Right now the colors look like this;

Phase;
ye.l-yel.
blu.-grn.
grn.-blu.

Halls;
yel.-yel.
blu.-grn.
grn.-blu.

Once I get going, it's smooth sailing all the way to top speed, but @ start-up (below 5 mph), it won't sync up and stutters

Does this mean the phases are ok and I need to keeps trying different Hall combo.s?

I suppose I will find the right combo in time, but I was just wondering if anyone has experience w/ this motor and a genaric controller?
Thanx in advance
 
I've been advised that becuause of the high pole count on these Ezee geared hubs, and their gearing, that some controllers (maybe a lot) have trouble running them correctly.
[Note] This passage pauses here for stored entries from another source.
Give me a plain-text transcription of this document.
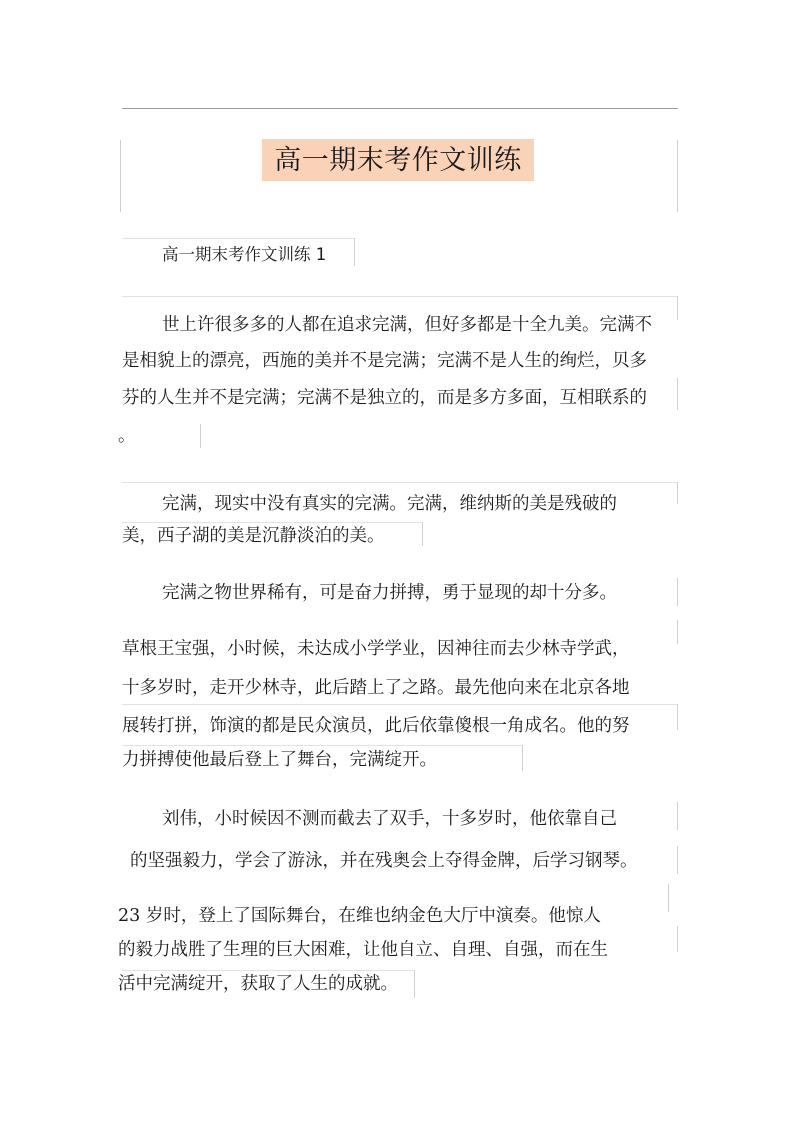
高一期末考作文训练
高一期末考作文训练 1
世上许很多多的人都在追求完满，但好多都是十全九美。完满不
是相貌上的漂亮，西施的美并不是完满；完满不是人生的绚烂，贝多
芬的人生并不是完满；完满不是独立的，而是多方多面，互相联系的
。
完满，现实中没有真实的完满。完满，维纳斯的美是残破的
美，西子湖的美是沉静淡泊的美。
完满之物世界稀有，可是奋力拼搏，勇于显现的却十分多。
草根王宝强，小时候，未达成小学学业，因神往而去少林寺学武，
十多岁时，走开少林寺，此后踏上了之路。最先他向来在北京各地
展转打拼，饰演的都是民众演员，此后依靠傻根一角成名。他的努
力拼搏使他最后登上了舞台，完满绽开。
刘伟，小时候因不测而截去了双手，十多岁时，他依靠自己
的坚强毅力，学会了游泳，并在残奥会上夺得金牌，后学习钢琴。
23 岁时，登上了国际舞台，在维也纳金色大厅中演奏。他惊人
的毅力战胜了生理的巨大困难，让他自立、自理、自强，而在生
活中完满绽开，获取了人生的成就。
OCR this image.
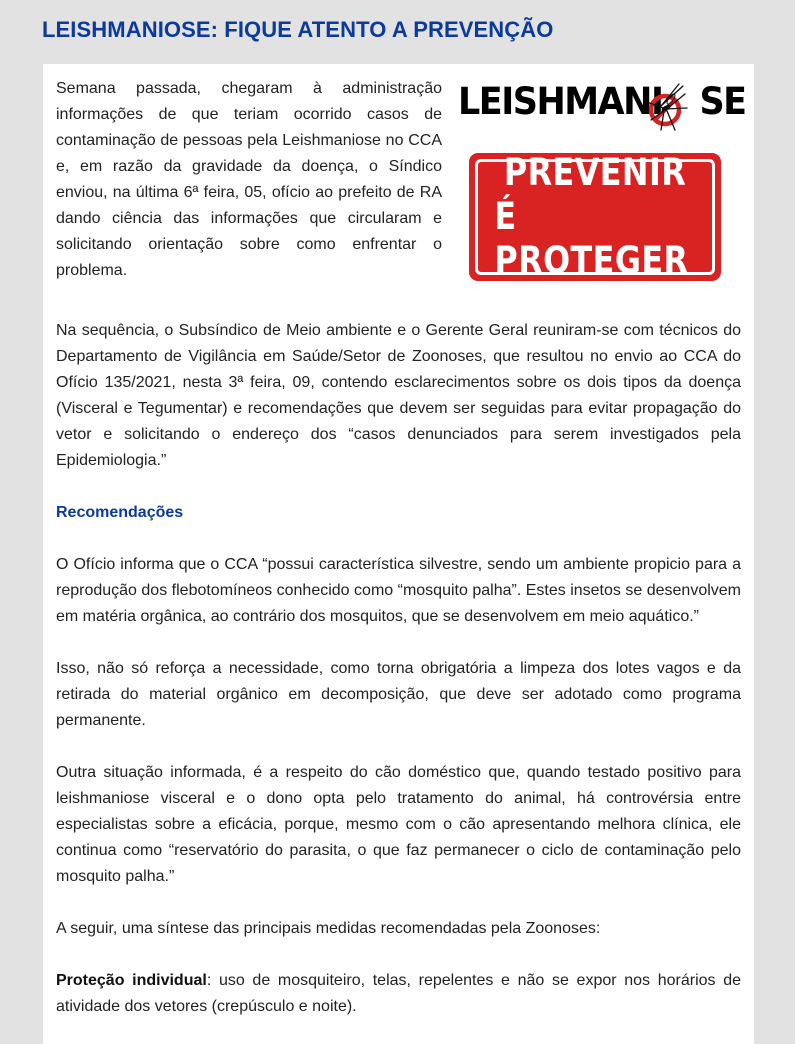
LEISHMANIOSE: FIQUE ATENTO A PREVENÇÃO

Semana passada, chegaram à administração informações de que teriam ocorrido casos de contaminação de pessoas pela Leishmaniose no CCA e, em razão da gravidade da doença, o Síndico enviou, na última 6ª feira, 05, ofício ao prefeito de RA dando ciência das informações que circularam e solicitando orientação sobre como enfrentar o problema.

LEISHMANI SE
PREVENIR
É PROTEGER

Na sequência, o Subsíndico de Meio ambiente e o Gerente Geral reuniram-se com técnicos do Departamento de Vigilância em Saúde/Setor de Zoonoses, que resultou no envio ao CCA do Ofício 135/2021, nesta 3ª feira, 09, contendo esclarecimentos sobre os dois tipos da doença (Visceral e Tegumentar) e recomendações que devem ser seguidas para evitar propagação do vetor e solicitando o endereço dos “casos denunciados para serem investigados pela Epidemiologia.”

Recomendações

O Ofício informa que o CCA “possui característica silvestre, sendo um ambiente propicio para a reprodução dos flebotomíneos conhecido como “mosquito palha”. Estes insetos se desenvolvem em matéria orgânica, ao contrário dos mosquitos, que se desenvolvem em meio aquático.”

Isso, não só reforça a necessidade, como torna obrigatória a limpeza dos lotes vagos e da retirada do material orgânico em decomposição, que deve ser adotado como programa permanente.

Outra situação informada, é a respeito do cão doméstico que, quando testado positivo para leishmaniose visceral e o dono opta pelo tratamento do animal, há controvérsia entre especialistas sobre a eficácia, porque, mesmo com o cão apresentando melhora clínica, ele continua como “reservatório do parasita, o que faz permanecer o ciclo de contaminação pelo mosquito palha.”

A seguir, uma síntese das principais medidas recomendadas pela Zoonoses:

Proteção individual: uso de mosquiteiro, telas, repelentes e não se expor nos horários de atividade dos vetores (crepúsculo e noite).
I have a v1 Ezee here that I will be hooking up and testing, to put on the Raine Trike eventually, but I don't know when I'll get to that. When I do, I can letcha know if it works with the controllers I ahve here (which are all older ones, so dunno if they're presently available anywhere, so it might not help you).
 
AW
Well, no joy :|
I not only tried every color combination, but I researched the Net for every Ezee build. The only non Ezee(old style) or Infineon controller documented to work w/ a Ezee V1 was one Ecrazymen unit and I'm a little leary of that report.
So it looks like I need an Infineon. I need PAS and a LVC(Lipo) and have no desire for a Cycle Analyst, so that narrows it down to Lyen or Paul(em3ev).
This motor has been a stone around my neck for years. I bought it from Grin during one of the "in-house" sales and although they claimed it worked, it did not. It turned out to have the very common(for early Ezee motors) problem of the cold soldered joints @ the PCB. I tried to lenghten the wires and resolder, but couldn't. When the PCB was epoxied on the stator at the factory, the epoxy squished into the tiny wire mount holes from the back-side. Removing and cleaning the original PCB & Halls turned out to be impossible, so I bought a new, updated PCB(w/ bigger holes :lol: ) and Halls from Grin and redid the whole thing.
Before applying new epoxy to cover the solder joints, I tested continuity from the 5) solder points to the cable connector and all was good. But I will test the Halls before ordering another controller. The fact that once the motor gets past the hicup @ the start-up, it runs smooth and quiet to top speed leads me to believe that they are working.
I'm only running a 17 Amp (@ 48V) controller, but the smoothness of this motor is impressive.
I'll post the results of a new controller when it arrives in the hope that this info may help someone else.